Job Description:
• Design, develop, and optimize prompts for Large Language Models (LLMs) to support banking use cases such as customer service, compliance, risk analysis, and internal copilots.
• Build structured prompt templates to ensure consistent, accurate, and compliant AI-generated outputs across enterprise applications.
• Collaborate with Data Engineers and Data Scientists to integrate prompt logic into production AI systems and RAG-based architectures.
• Translate banking policies (KYC, AML, credit risk, product guidelines) into clear, executable prompt instructions.
• Monitor AI responses in production, troubleshoot inaccuracies or hallucinations, and perform root-cause analysis to improve reliability.
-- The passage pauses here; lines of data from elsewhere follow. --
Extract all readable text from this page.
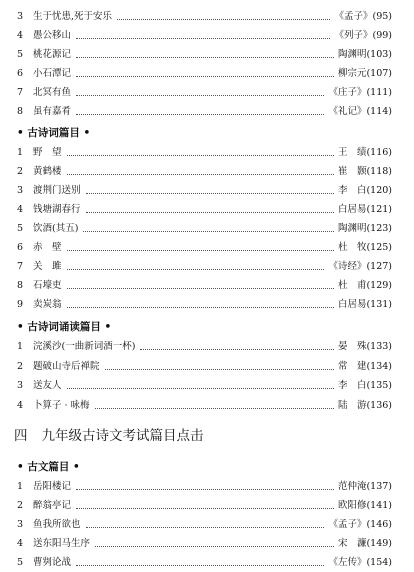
3	生于忧患,死于安乐	《孟子》(95)
4	愚公移山	《列子》(99)
5	桃花源记	陶渊明(103)
6	小石潭记	柳宗元(107)
7	北冥有鱼	《庄子》(111)
8	虽有嘉肴	《礼记》(114)
1	野　望	王　绩(116)
2	黄鹤楼	崔　颢(118)
3	渡荆门送别	李　白(120)
4	钱塘湖春行	白居易(121)
5	饮酒(其五)	陶渊明(123)
6	赤　壁	杜　牧(125)
7	关　雎	《诗经》(127)
8	石壕吏	杜　甫(129)
9	卖炭翁	白居易(131)
1	浣溪沙(一曲新词酒一杯)	晏　殊(133)
2	题破山寺后禅院	常　建(134)
3	送友人	李　白(135)
4	卜算子 · 咏梅	陆　游(136)
1	岳阳楼记	范仲淹(137)
2	醉翁亭记	欧阳修(141)
3	鱼我所欲也	《孟子》(146)
4	送东阳马生序	宋　濂(149)
5	曹刿论战	《左传》(154)
• 古诗词篇目 •
• 古诗词诵读篇目 •
四 九年级古诗文考试篇目点击
• 古文篇目 •
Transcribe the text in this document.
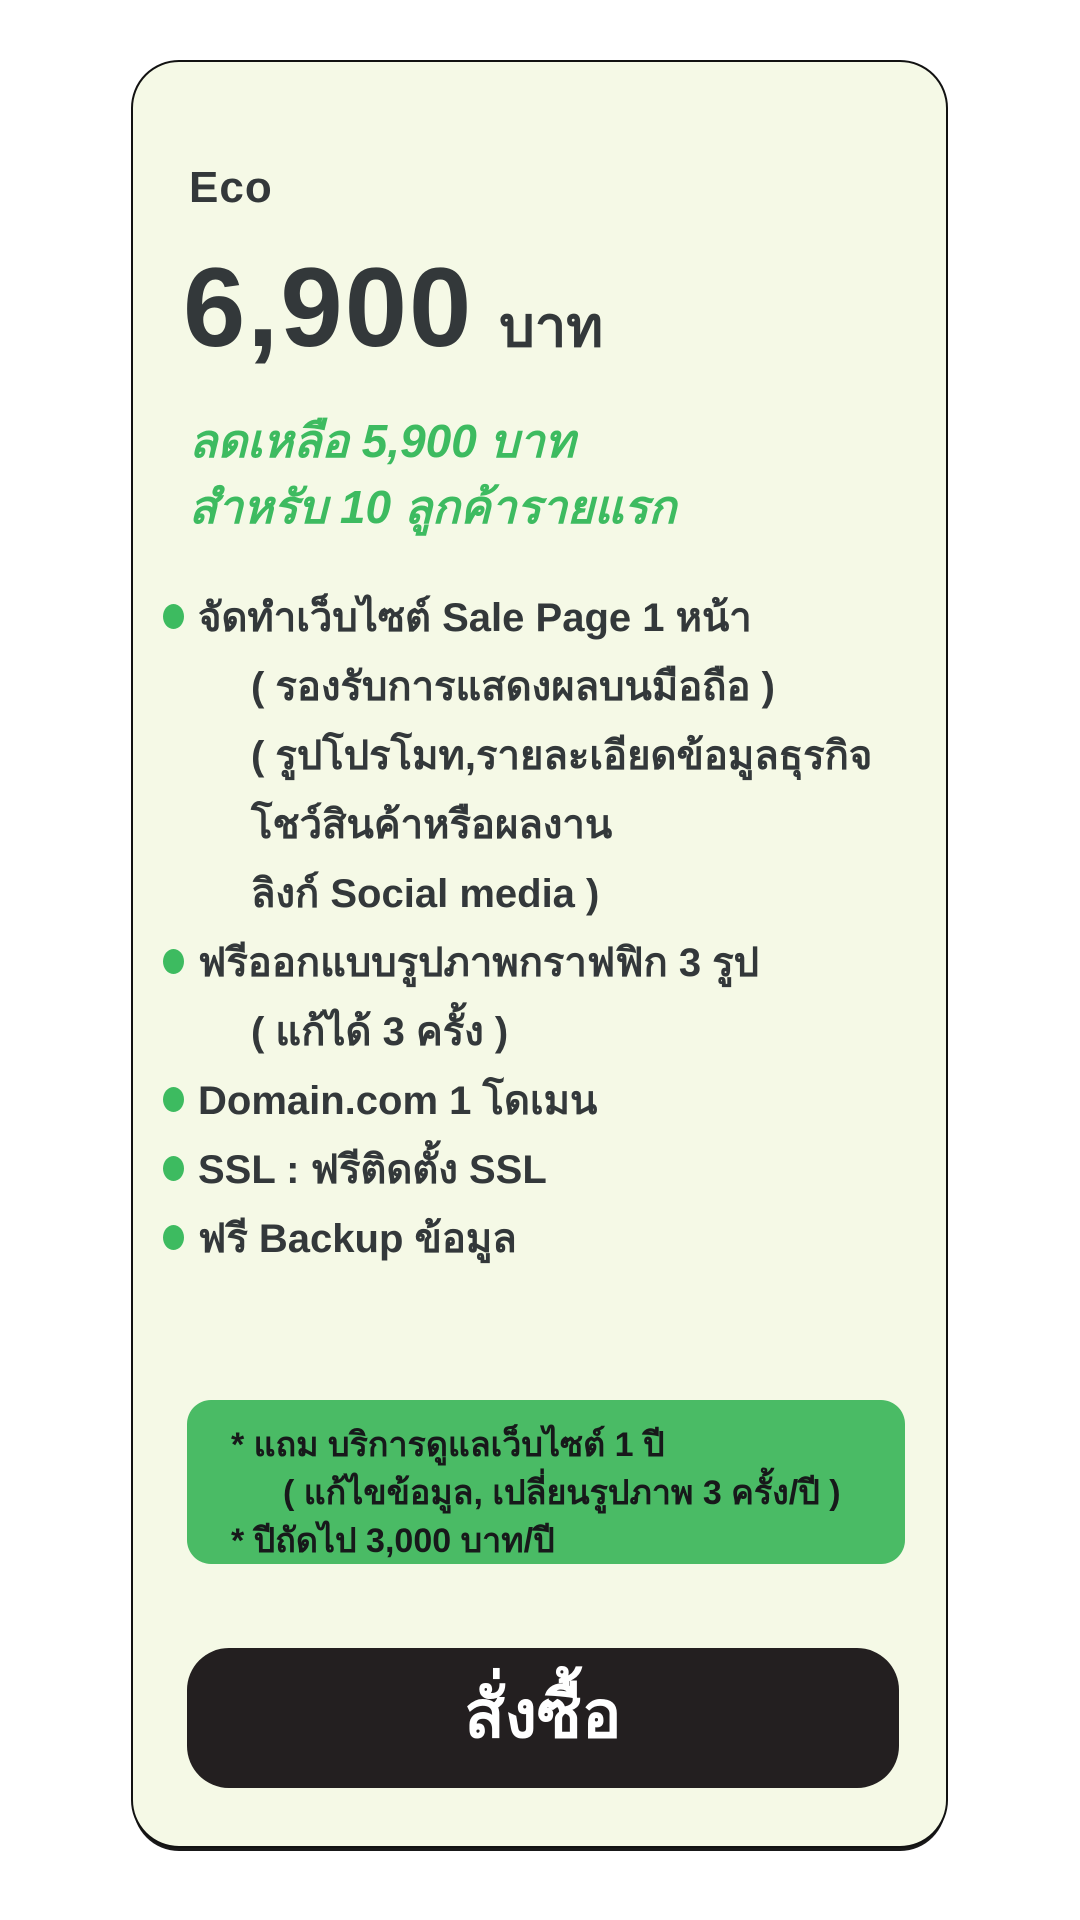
Eco
6,900 บาท
ลดเหลือ 5,900 บาท
สำหรับ 10 ลูกค้ารายแรก
จัดทำเว็บไซต์ Sale Page 1 หน้า
( รองรับการแสดงผลบนมือถือ )
( รูปโปรโมท,รายละเอียดข้อมูลธุรกิจ
โชว์สินค้าหรือผลงาน
ลิงก์ Social media )
ฟรีออกแบบรูปภาพกราฟฟิก 3 รูป
( แก้ได้ 3 ครั้ง )
Domain.com 1 โดเมน
SSL : ฟรีติดตั้ง SSL
ฟรี Backup ข้อมูล
* แถม บริการดูแลเว็บไซต์ 1 ปี
( แก้ไขข้อมูล, เปลี่ยนรูปภาพ 3 ครั้ง/ปี )
* ปีถัดไป 3,000 บาท/ปี
สั่งซื้อ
• Implement guardrails and output validation mechanisms to reduce regulatory and reputational risk.
• Conduct systematic prompt testing, including edge-case handling and scenario-based validation for high-risk financial queries.
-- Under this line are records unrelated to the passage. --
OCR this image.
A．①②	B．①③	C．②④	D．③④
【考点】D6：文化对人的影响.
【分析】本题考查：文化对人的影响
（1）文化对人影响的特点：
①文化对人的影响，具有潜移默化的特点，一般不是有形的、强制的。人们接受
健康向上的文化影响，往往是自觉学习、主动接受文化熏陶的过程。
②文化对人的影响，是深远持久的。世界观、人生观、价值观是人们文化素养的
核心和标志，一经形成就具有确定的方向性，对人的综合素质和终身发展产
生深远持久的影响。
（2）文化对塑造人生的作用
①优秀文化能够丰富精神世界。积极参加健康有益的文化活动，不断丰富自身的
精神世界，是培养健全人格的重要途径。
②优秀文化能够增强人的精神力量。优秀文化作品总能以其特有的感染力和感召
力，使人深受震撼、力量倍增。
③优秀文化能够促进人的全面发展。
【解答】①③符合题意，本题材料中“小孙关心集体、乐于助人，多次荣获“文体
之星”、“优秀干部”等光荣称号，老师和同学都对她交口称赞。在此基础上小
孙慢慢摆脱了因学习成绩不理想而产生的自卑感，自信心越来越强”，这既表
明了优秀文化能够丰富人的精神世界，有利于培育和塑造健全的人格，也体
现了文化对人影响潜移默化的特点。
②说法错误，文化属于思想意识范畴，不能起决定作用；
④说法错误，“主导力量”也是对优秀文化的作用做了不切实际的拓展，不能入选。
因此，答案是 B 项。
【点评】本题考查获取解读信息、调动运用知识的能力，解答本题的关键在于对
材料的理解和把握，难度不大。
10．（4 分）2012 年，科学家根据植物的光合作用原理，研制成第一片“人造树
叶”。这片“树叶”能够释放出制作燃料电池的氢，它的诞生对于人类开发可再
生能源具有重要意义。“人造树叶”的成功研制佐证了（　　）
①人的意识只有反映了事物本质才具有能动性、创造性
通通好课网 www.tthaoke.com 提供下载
• Version control and manage prompt libraries using GitHub or Azure DevOps to ensure traceability and safe deployment.
• Develop evaluation metrics (accuracy, compliance alignment, hallucination rate, user satisfaction) and continuously optimize performance.
• Document prompt logic, testing results, and governance controls to ensure auditability and regulatory compliance.
• Integrate AI systems with internal knowledge bases, policy documents, and structured data sources to enhance contextual accuracy.
• Stay up to date with advancements in LLMs, prompt engineering techniques, and responsible AI frameworks.
Preferred Skills:
• Proven experience working with Large Language Models (LLMs) and prompt engineering techniques (few-shot, chain-of-thought, role prompting, structured output control).
• Experience in banking or financial services with understanding of compliance, AML/KYC, credit risk, or regulatory frameworks.
• Familiarity with Microsoft Fabric, Azure OpenAI, or other enterprise AI platforms.
• Proficiency in Python for prompt testing, evaluation scripting, and API integration.
• Strong SQL skills (PostgreSQL, Oracle, MSSQL) for retrieving and validating contextual data.
• Experience implementing Retrieval-Augmented Generation (RAG) architectures.
• Understanding of AI governance, model risk management, and responsible AI principles.
• Strong analytical mindset with ability to identify weaknesses in AI logic and refine prompts systematically.
• Ability to break down complex business policies into structured logical instructions for AI systems.
• Strong collaboration skills to work effectively with Data Scientists, Engineers, Compliance, and Business Stakeholders.
• Excellent documentation and communication skills to support transparency and audit requirements.
• Growth mindset with ability to adapt quickly to evolving AI technologies and enterprise standards.